Along with sermons emphasizing the importance of yielding to God’s will, Amish funerals often include the reading, but not the singing, of a hymn. The song read at the funeral of seven-year-old Naomi Rose was “Ich war ein kleines Kindlein” (“I Was a Little Child”). The text underscores the uncertain nature of one’s earthly life and the blessed assurance to come:
I was a little child
Born into this world;
But my hour of death
God has sent quickly.
I have nothing to say
About the world and its doings;
I have in my days
needed nothing of that.
My most beloved father
Who begat me into the world,
And my dearest mother
Who has nursed me herself,
They follow me to the grave
With inward sighs;
Yet I was God’s gift
Which He now takes to Himself.
He takes me with grace
To an inheritance in His kingdom.
Death cannot harm me
I am like the angels;
My body shall live again
In rest and eternal joy,
And soar with my soul
In greater glory.
Following each of the four funeral services, a procession of some three dozen carriages wound its way through the village of Georgetown on its way to the Bart Amish Cemetery. Each procession was led by two state troopers on horseback and a horse-drawn hearse that carried the simple wooden coffin. As the processions passed the Bart firehouse, firefighters stood along the road and doffed their helmets. One of the killer’s relatives, who watched a procession pass his home, later recalled, “Neighbors, people, and families were embracing each other. There was just a lot of grace and sympathy.”

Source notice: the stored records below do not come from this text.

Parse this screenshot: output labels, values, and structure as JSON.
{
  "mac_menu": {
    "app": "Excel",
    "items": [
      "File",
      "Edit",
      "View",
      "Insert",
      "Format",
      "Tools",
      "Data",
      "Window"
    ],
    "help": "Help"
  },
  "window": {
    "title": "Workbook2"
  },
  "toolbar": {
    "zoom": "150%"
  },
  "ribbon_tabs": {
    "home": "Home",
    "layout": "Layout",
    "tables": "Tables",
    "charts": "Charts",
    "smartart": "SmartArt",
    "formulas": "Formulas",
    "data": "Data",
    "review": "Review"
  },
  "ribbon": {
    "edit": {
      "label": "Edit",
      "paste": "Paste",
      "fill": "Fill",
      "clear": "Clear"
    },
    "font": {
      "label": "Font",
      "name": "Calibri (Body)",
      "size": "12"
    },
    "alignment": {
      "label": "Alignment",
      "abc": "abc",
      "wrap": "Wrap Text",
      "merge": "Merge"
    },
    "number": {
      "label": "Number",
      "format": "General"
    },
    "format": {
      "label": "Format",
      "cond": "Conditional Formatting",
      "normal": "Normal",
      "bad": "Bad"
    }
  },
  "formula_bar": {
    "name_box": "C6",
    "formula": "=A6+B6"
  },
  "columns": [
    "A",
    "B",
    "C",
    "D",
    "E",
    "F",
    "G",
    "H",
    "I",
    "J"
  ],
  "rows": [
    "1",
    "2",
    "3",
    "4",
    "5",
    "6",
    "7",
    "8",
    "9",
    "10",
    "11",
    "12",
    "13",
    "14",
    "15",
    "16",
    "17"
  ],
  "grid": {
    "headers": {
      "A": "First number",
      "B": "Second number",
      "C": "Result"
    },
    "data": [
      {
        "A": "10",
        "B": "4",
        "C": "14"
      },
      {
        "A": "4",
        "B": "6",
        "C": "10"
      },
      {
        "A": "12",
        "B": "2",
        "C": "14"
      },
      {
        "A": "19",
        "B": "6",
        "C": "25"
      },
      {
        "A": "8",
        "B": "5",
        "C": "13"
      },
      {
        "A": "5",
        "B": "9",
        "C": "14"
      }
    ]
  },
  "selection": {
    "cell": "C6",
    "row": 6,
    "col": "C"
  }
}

When each procession finally reached the cemetery, pallbearers carried the coffin to the open grave. After a brief service that included the reading of a hymn and a prayer, the body was lowered into the ground. The two sisters, Mary Liz and Lena, who were “very close” and “loved to play together,” according to their grandfather, were buried in separate coffins in the same grave.
The Amish were deeply touched that the state police provided mounted officers to lead and follow each procession. After arriving at the cemetery, the four officers barricaded the entrance, keeping a watchful eye out for intruders who might violate the privacy of the solemn moment. “It was a very humbling experience to see those mounted troopers. I just cried,” said an Amish businessman.